Independente - Nacional
As influências que antes
vinham à superfície do trabalho desenvolvido pelo quarteto foram melhor
equilibradas e diluídas, os ecos de Tiamat, Lake Of Tears, Katatonia e da
tríade britânica ainda existem, mas estão cada vez mais longínquos e sem tantas
pronúncias. Com menos elementos externos em sua paisagem musical, coube à banda
criar sua própria tela, valendo-se de sua própria paleta de cores e inspiração.
Ao fim da pintura percebemos que as pinceladas ainda exibem resquícios de
outras escolas e décadas, mas a assinatura está cada vez mais definida e
texturizada.
A moldura que envolve a
já citada pintura é criação de Zakuro Aoyama — minimalista, mas profunda,
sóbria e interpretativa. A própria banda zelou pela produção. Quanto aos
detalhes — aparas e acertos, eles ficaram a cargo de Rafael Giraldi e Victor
Hormidas. Aliás, cabe dizer que tanto a mixagem quanto a masterização são surpreendentes; as
composições ficaram ainda mais orgânicas, volumosas e fluidas; um trabalho
realmente distintivo, que soube como assinalar cada uma das qualidades dos
respectivos músicos e seus instrumentos. Basta ouvir as belíssimas trilhas de
teclado de Pedro Paes; as linhas suntuosas de baixo criadas por Luciano Dias e
também os riffs e melodias tão metodicamente redigidos pelo guitarrista e
também vocalista Felipe Stock. Saindo do ateliê, vamos enfim à obra.
“Samsara” é a faixa
incumbida de criar toda a ambientação do disco, que apesar de não ser de todo
conceitual, baseia-se na ideia da vida como sendo uma longa e árdua jornada sob
um sol impiedoso — jornada essa que inicia-se na noite e na mesma finda-se, tal
qual a vida, essa jornada é permeada por momentos, por significâncias e
transições: nascer e morrer; o trajeto entre ambos. Adornada por sons
ambientais, a faixa é um pseudo instrumental que vai dilatando-se em sutis
linhas de guitarra, belos discorreres de teclados, bateria mezzo tribal e vozes
femininas belíssimas. “Shadows”, a composição seguinte, é a melancolia em
trajes elegantes; bateria e baixo bem sublinhados, Felipe Stock seguro tanto em
seus vocais quanto em seus dotes guitarrísticos e os teclados a tecer a alma
que habita abaixo da pele e carne do tema. “Starry Queen” e “Crestfallen” são temas
que nos rendem frente à sua beleza e seus tantos contrastes. A primeira citada
é abrilhantada pelos vocais impecáveis de Marcela Dourado (que cedeu seus
predicados também a já citada, “Samsara”, e mais a frente volta a brilhar na
magnífica, “Ivory Tower”), quanto a segunda, a mesma conta com os vocais de Zé
Misanthrope e também com um belo solo de guitarra de Lucas Guimarães.
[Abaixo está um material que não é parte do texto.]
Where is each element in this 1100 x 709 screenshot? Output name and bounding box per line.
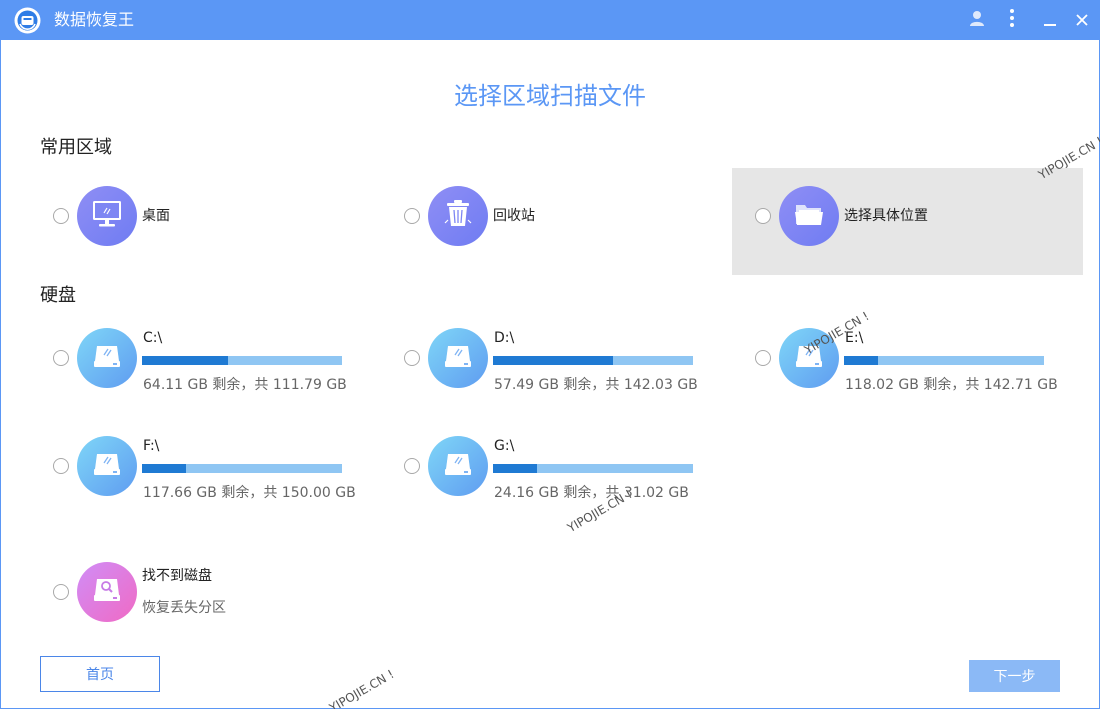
drive-info-f: 117.66 GB 剩余，共 150.00 GB bbox=[143, 485, 356, 501]
drive-usage-bar-f bbox=[142, 464, 342, 473]
next-button[interactable]: 下一步 bbox=[969, 660, 1060, 692]
area-option-desktop[interactable] bbox=[77, 186, 137, 246]
drive-name-f: F:\ bbox=[143, 438, 160, 454]
drive-usage-fill-d bbox=[493, 356, 613, 365]
user-button[interactable] bbox=[963, 6, 991, 34]
drive-usage-fill-g bbox=[493, 464, 537, 473]
drive-name-g: G:\ bbox=[494, 438, 515, 454]
drive-usage-bar-d bbox=[493, 356, 693, 365]
radio-drive-e[interactable] bbox=[755, 350, 771, 366]
app-title: 数据恢复王 bbox=[54, 10, 135, 29]
drive-info-d: 57.49 GB 剩余，共 142.03 GB bbox=[494, 377, 698, 393]
area-option-recycle-bin[interactable] bbox=[428, 186, 488, 246]
minimize-icon bbox=[1044, 11, 1056, 30]
drive-usage-fill-f bbox=[142, 464, 186, 473]
drive-option-d[interactable] bbox=[428, 328, 488, 388]
minimize-button[interactable] bbox=[1036, 6, 1064, 34]
drive-usage-bar-c bbox=[142, 356, 342, 365]
drive-info-g: 24.16 GB 剩余，共 31.02 GB bbox=[494, 485, 689, 501]
radio-specific-location[interactable] bbox=[755, 208, 771, 224]
app-logo-icon bbox=[14, 7, 41, 34]
radio-drive-d[interactable] bbox=[404, 350, 420, 366]
lost-disk-title: 找不到磁盘 bbox=[142, 568, 212, 584]
close-button[interactable] bbox=[1068, 6, 1096, 34]
more-vertical-icon bbox=[1009, 8, 1015, 32]
drive-option-f[interactable] bbox=[77, 436, 137, 496]
area-label-desktop: 桌面 bbox=[142, 208, 170, 224]
radio-recycle-bin[interactable] bbox=[404, 208, 420, 224]
radio-drive-f[interactable] bbox=[53, 458, 69, 474]
hard-drive-icon bbox=[93, 452, 121, 480]
page-title: 选择区域扫描文件 bbox=[454, 82, 646, 110]
drive-usage-fill-e bbox=[844, 356, 878, 365]
hard-drive-icon bbox=[444, 452, 472, 480]
drive-option-c[interactable] bbox=[77, 328, 137, 388]
drive-name-d: D:\ bbox=[494, 330, 515, 346]
title-bar: 数据恢复王 bbox=[0, 0, 1100, 40]
radio-lost-disk[interactable] bbox=[53, 584, 69, 600]
lost-disk-subtitle: 恢复丢失分区 bbox=[142, 600, 226, 616]
drive-name-c: C:\ bbox=[143, 330, 163, 346]
radio-drive-c[interactable] bbox=[53, 350, 69, 366]
user-icon bbox=[968, 9, 986, 31]
drive-usage-bar-e bbox=[844, 356, 1044, 365]
desktop-icon bbox=[92, 200, 122, 232]
drive-info-e: 118.02 GB 剩余，共 142.71 GB bbox=[845, 377, 1058, 393]
more-menu-button[interactable] bbox=[998, 6, 1026, 34]
lost-disk-option[interactable] bbox=[77, 562, 137, 622]
radio-drive-g[interactable] bbox=[404, 458, 420, 474]
drive-usage-fill-c bbox=[142, 356, 228, 365]
recycle-bin-icon bbox=[444, 199, 472, 233]
section-title-common: 常用区域 bbox=[40, 137, 112, 158]
area-option-specific-location[interactable] bbox=[779, 186, 839, 246]
radio-desktop[interactable] bbox=[53, 208, 69, 224]
drive-option-g[interactable] bbox=[428, 436, 488, 496]
drive-info-c: 64.11 GB 剩余，共 111.79 GB bbox=[143, 377, 347, 393]
folder-icon bbox=[794, 201, 824, 231]
drive-usage-bar-g bbox=[493, 464, 693, 473]
hard-drive-icon bbox=[93, 344, 121, 372]
section-title-disks: 硬盘 bbox=[40, 285, 76, 306]
disk-search-icon bbox=[93, 577, 121, 607]
home-button[interactable]: 首页 bbox=[40, 656, 160, 692]
hard-drive-icon bbox=[444, 344, 472, 372]
area-label-recycle-bin: 回收站 bbox=[493, 208, 535, 224]
close-icon bbox=[1076, 11, 1088, 30]
area-label-specific-location: 选择具体位置 bbox=[844, 208, 928, 224]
“Conceiving Silence” é o Beholder's Cult em seu habitat — transitando com
desenvoltura entre o Doom, o Gothic Rock/Metal e o Post-Punk.
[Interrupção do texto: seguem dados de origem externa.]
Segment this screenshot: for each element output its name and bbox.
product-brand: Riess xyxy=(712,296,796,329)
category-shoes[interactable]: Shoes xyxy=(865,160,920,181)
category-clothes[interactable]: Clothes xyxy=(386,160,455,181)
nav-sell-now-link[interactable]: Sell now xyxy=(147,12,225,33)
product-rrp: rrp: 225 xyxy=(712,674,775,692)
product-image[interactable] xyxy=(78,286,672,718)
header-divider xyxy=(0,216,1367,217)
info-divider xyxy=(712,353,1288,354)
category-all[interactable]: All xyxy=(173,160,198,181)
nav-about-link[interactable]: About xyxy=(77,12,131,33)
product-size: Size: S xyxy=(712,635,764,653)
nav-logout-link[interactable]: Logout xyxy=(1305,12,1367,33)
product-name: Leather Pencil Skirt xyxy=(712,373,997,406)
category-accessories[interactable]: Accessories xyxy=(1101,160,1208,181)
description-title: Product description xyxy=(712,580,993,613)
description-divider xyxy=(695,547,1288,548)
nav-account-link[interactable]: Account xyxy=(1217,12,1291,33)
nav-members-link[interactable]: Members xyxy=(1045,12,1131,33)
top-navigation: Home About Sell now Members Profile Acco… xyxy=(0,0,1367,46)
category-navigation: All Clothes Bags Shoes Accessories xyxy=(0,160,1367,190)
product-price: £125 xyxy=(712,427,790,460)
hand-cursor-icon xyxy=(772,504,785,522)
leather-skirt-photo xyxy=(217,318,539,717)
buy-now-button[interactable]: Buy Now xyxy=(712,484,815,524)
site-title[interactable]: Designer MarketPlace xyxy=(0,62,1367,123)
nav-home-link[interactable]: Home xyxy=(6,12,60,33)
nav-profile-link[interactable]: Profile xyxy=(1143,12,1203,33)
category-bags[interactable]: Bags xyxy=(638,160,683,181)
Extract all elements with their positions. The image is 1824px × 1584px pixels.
O interlúdio “Whispers Of Dusk” nos prepara
para configuração final do disco, composta por “Weight Of The Sun” e as épicas:
“Ivory Tower” e “Empty Inside”. A primeira é totalmente carregada por aquele
sentimento Doom noventista; atmosférica, densa e agridoce — podendo desde já
ser tomada por um hino da banda, tanto que fez parte da coletânea “Brazilian
Doom Metal” (Pagan Tales Records). Quanto às duas seguintes, bem, estas são
duas suítes onde o quarteto explora todas as suas qualidades e inspirações. Aos
entalhes de beleza, citanto “Ivory Tower”, temos seu impecável arranjo vocal e
também o magistral solo de guitarra — devidamente creditado a Victor Hormidas.
“Empty Inside” é pontuada por uma dose extra de ousadia, Doom, Post-Punk e até
mesmo Shoegaze e Depressive Rock habitam sem atritos na mesma estrutura sonora.
Considerações finais: “Our Darkest Home” é mais um passo do Beholder's Cult rumo à sua própria identidade — uma essência em construção. Um disco equilibrado, potente, honesto e portador de uma balsâmico raro nestes dias, alma. Possui alguns poucos defeitos, mas todos eles se tornam irrelevantes perante a carga emocional e argumentativa que o trabalho entrega em seus 09 temas. Uma audição prazerosa, evocativa e imersiva — um disco de dicotomias: luzes e sombras, calmarias e tempestades, nostalgia e regozijo. O prefácio das noites, seu amadurecer e seus epílogos pedem por uma audição como essa.